A PARÁBOLA DO RICO

Por Irmão X & Francisco Cândido Xavier; Pontos e Contos.

Na pequena assembleia espiritual, estudávamos a Parábola do Rico.

Alguns intelectuais, brilhantes no mundo, inclinavam-se comovidos ante a necessidade de penetrarem a luz dos capítulos simples do Evangelista. Na cátedra das lições costumeiras, a figura de Pedro Richard nos acompanhava com atenção generosa e sincera.

O quadro não era muito diferente das circunstâncias em que se poderia realizar sobre a Terra. A esfera espiritual próxima do planeta é uma figura de transição, em que o gosto terrestre tem quase absoluta predominância. O amplo recinto oferecia o aspecto de um parlamento singelo e acolhedor e, como ponto central, aquele velhinho, amigo de Ismael e de Jesus, com os cabelos nevados, parecendo feitos com a luz prateada das mais dolorosas experiências, ensinava o sentido oculto das preciosas lições do Cristo.

– Afinal – exclama um dos meus amigos –, existem realmente os grandes usurários e os ricos infelizes no mundo. São os dilapidadores dos bens coletivos, porque a movimentação do dinheiro poderia incentivar o trabalho, atenuando as dificuldades dos mais infortunados.

– Entretanto – atalha um dos presentes –, temos as fortunas dos grandes beneméritos da Humanidade. Um Rockefeller, um Carnegie, que estimulam as grandes iniciativas, em favor do bem público, não serão ricos amados de Deus? E os Henry Ford, que transformam os pântanos em parques industriais, onde milhares de criaturas ganham honestamente o pão da vida, não merecem o respeito amoroso das multidões?

A apreciação sobre os ricos da Terra prosseguia animada, quando alguém se lembrou de submeter a Richard o assunto, em sua feição substancial. O generoso velhinho, no entanto, replicou judiciosamente:

– Antes de tudo, só Deus pode julgar em definitivo as suas criaturas; mas, como considero o planeta terrestre uma abençoada escola de dor que conduz à alegria e de trabalho que encaminha para a felicidade com Jesus, devo assinalar que, na carne, não conheço senão Espíritos cheios de débitos pesados, com as mais vastas obrigações, perante a obra de Deus, que é o país infinito das almas. Quem será o Senhor das riquezas, senão o próprio Pai que criou o Universo? Onde estão os bancos infalíveis, ou os milionários que possam dispor eternamente dos bens financeiros que lhes são confiados?
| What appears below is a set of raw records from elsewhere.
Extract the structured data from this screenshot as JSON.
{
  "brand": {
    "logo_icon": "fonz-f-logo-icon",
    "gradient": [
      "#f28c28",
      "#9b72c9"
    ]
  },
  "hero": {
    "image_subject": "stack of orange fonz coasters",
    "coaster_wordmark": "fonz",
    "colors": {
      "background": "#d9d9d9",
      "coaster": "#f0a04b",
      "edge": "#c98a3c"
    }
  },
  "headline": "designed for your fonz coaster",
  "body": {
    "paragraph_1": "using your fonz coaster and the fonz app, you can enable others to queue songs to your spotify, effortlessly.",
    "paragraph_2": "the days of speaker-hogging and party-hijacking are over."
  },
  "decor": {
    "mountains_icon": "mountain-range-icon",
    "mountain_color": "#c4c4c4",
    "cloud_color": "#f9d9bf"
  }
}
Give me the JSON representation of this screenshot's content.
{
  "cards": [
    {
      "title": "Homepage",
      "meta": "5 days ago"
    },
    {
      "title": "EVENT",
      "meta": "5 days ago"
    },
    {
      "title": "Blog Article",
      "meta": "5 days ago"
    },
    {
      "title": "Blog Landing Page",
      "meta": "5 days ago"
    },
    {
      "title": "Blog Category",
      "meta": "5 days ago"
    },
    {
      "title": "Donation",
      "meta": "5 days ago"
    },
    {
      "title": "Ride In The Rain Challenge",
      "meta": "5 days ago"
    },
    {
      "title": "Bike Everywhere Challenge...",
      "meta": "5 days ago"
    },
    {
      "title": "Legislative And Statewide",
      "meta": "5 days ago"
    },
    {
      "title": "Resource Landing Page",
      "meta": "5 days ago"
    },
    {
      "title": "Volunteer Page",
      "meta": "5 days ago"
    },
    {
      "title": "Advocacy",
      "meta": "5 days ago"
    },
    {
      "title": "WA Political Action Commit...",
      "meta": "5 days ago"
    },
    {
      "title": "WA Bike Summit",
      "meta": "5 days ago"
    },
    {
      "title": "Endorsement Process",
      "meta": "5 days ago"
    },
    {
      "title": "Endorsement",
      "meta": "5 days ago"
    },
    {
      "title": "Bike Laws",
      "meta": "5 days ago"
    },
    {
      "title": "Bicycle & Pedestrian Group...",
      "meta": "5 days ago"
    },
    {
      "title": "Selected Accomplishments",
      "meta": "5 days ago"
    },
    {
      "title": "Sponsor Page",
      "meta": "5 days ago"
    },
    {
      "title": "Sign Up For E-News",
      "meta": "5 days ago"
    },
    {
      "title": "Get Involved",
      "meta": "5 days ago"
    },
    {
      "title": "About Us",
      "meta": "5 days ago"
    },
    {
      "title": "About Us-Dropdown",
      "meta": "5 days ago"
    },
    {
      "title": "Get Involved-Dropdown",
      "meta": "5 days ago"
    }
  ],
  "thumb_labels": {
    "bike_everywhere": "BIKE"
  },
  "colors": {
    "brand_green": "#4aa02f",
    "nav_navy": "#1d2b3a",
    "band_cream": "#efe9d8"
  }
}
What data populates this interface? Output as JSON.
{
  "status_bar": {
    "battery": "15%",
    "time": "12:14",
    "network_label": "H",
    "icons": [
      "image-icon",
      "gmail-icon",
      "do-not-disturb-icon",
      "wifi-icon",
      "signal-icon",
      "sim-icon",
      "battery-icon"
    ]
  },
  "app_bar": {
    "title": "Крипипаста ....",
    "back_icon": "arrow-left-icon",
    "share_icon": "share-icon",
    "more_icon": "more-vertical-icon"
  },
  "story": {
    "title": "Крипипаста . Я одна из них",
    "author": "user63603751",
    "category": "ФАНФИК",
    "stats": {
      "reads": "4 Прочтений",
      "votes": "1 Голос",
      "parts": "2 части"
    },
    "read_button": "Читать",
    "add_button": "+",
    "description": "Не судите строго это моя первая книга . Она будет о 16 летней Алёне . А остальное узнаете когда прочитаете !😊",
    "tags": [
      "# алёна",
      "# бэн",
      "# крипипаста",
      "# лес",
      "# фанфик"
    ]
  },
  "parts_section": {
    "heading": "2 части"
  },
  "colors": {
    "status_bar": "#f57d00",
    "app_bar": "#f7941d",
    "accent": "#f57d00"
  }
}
As expressões cambiais do mundo são convenções que outras convenções modificam. Basta, às vezes, um sopro leve das marés sociais para que todos os quadros da riqueza humana se transformem. Tenho de mim para comigo que, no mundo, o dinheiro a gastar, como a dívida financeira a resgatar são também oportunidades que o Senhor de Todas as Coisas nos oferece, para que sejamos dignos dele. O crédito exige a virtude da ponderação com a bondade esclarecida e o débito reclama a virtude da paciência com o amor ao trabalho.

A essas palavras justas, que nos conduziam a um campo de novas especulações sentimentais, um dos nossos irmãos de esforço, antigo socialista extremado na Terra, entusiasmando-se, talvez em excesso, com as elucidações do generoso mentor, exclamou efusivamente:
– Muito bem! sempre encontrei no capital um fantasma para a felicidade humana.

Pedro Richard endereçou-lhe o olhar, cheio de mansuetude, e explicou com bondade:
– Quem te afirmou que o capital no mundo é um erro?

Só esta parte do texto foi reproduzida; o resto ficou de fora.